La situation est frustrante. Beaucoup de cancers d’origine professionnelle ne sont pas déclarés, du fait notamment de la période de latence entre l’exposition et la survenue de la maladie (entre vingt et quarante ans), ou en raison des démarches à engager qui restent lourdes et lentes. Privant du même coup les victimes du versement d’une rente à titre de réparation.
Que faire ? L’assurance maladie se dit décidée à mieux «organiser la détection de l’origine potentiellement professionnelle d’un cancer à l’occasion de contrôles médicaux». La Sécu cite une expérimentation sur les cancers de la vessie qui a permis de multiplier par six ceux pris en charge par la branche entre 2008 et 2017 et de mettre en place une aide à la déclaration. Face aux cancers à venir, l’assurance maladie déploie également un programme de prévention des risques chimiques.
Si l’on prend l’exemple des produits phytosanitaires dans le milieu agricole, les inquiétudes sont là, bien réelles. La France étant la première consommatrice de produits en Europe, et cela depuis années. D’après une étude de 2010, plus de 25% des salariés agricoles déclarent avoir été exposés au moins une fois à ces produits. Mais cela suffit-il ? D’après un autre travail, on retrouve régulièrement l’émergence de deux cancers : le mélanome de la peau chez la femme et le myélome multiple chez l’homme. Mais il manque, là aussi, beaucoup de données.«Il est difficile de savoir, ajoute, prudente, la responsable de l’Assurance maladie, le type de cancers qui seront reconnus d’origine professionnelle dans trente ans, ainsi que le profil des salariés touchés».

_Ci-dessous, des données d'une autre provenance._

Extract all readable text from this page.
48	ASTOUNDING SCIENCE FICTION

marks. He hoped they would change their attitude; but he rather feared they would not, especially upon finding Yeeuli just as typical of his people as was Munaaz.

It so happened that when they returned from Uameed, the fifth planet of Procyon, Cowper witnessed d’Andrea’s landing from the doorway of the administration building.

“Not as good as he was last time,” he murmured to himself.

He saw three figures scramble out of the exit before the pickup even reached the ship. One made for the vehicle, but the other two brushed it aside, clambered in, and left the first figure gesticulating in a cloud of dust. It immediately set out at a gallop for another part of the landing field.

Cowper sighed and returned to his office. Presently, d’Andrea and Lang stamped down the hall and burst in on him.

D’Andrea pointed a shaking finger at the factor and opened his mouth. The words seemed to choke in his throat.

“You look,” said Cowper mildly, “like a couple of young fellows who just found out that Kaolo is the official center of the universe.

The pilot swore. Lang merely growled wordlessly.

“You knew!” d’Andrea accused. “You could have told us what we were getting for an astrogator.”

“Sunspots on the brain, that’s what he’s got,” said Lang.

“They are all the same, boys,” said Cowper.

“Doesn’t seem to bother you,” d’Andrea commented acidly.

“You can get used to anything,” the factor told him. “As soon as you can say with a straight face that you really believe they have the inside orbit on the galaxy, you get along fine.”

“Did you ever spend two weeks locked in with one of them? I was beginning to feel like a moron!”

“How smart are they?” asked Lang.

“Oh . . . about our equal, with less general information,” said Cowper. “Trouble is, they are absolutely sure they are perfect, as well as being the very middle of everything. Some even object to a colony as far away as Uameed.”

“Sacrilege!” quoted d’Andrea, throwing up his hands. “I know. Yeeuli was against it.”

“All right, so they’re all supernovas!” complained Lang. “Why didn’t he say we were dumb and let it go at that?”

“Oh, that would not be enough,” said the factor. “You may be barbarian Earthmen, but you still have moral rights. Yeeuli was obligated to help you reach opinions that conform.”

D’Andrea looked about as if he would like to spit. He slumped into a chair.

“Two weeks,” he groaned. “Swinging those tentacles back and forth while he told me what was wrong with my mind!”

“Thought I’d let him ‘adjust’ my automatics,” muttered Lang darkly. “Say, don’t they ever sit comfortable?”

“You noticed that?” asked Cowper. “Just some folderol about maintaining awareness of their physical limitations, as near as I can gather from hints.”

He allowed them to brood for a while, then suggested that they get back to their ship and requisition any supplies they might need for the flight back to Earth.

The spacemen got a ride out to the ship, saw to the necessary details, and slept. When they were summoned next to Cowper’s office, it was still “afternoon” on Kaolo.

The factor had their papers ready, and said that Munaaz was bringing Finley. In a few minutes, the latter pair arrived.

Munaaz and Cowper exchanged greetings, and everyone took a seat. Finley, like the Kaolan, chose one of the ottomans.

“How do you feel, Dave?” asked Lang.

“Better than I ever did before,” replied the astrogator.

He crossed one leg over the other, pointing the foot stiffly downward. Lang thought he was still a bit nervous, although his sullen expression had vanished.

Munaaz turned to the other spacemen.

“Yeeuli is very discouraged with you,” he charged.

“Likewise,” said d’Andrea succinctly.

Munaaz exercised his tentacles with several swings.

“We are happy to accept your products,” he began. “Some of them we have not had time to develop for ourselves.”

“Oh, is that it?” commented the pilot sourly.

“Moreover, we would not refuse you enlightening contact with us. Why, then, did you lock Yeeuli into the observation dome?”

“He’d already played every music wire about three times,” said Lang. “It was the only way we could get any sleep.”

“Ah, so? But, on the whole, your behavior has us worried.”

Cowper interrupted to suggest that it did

D’une certaine manière, on est toujours en retard. Aujourd’hui, en tout cas la, prise en charge des cancers professionnels par la branche «risques professionnels» représente un coût annuel de 1,2 milliard d’euros pour les entreprises. Il s’agit principalement de rentes viagères, dont 80% sont versées aux ayants droit (essentiellement des conjoints survivants), avec un montant moyen d’environ 17 000 euros par an.
(1) «Cancers reconnus d’origine professionnelle: évolution statistique, action de prévention et d’accompagnement des salariés exposés» par l’assurance maladie.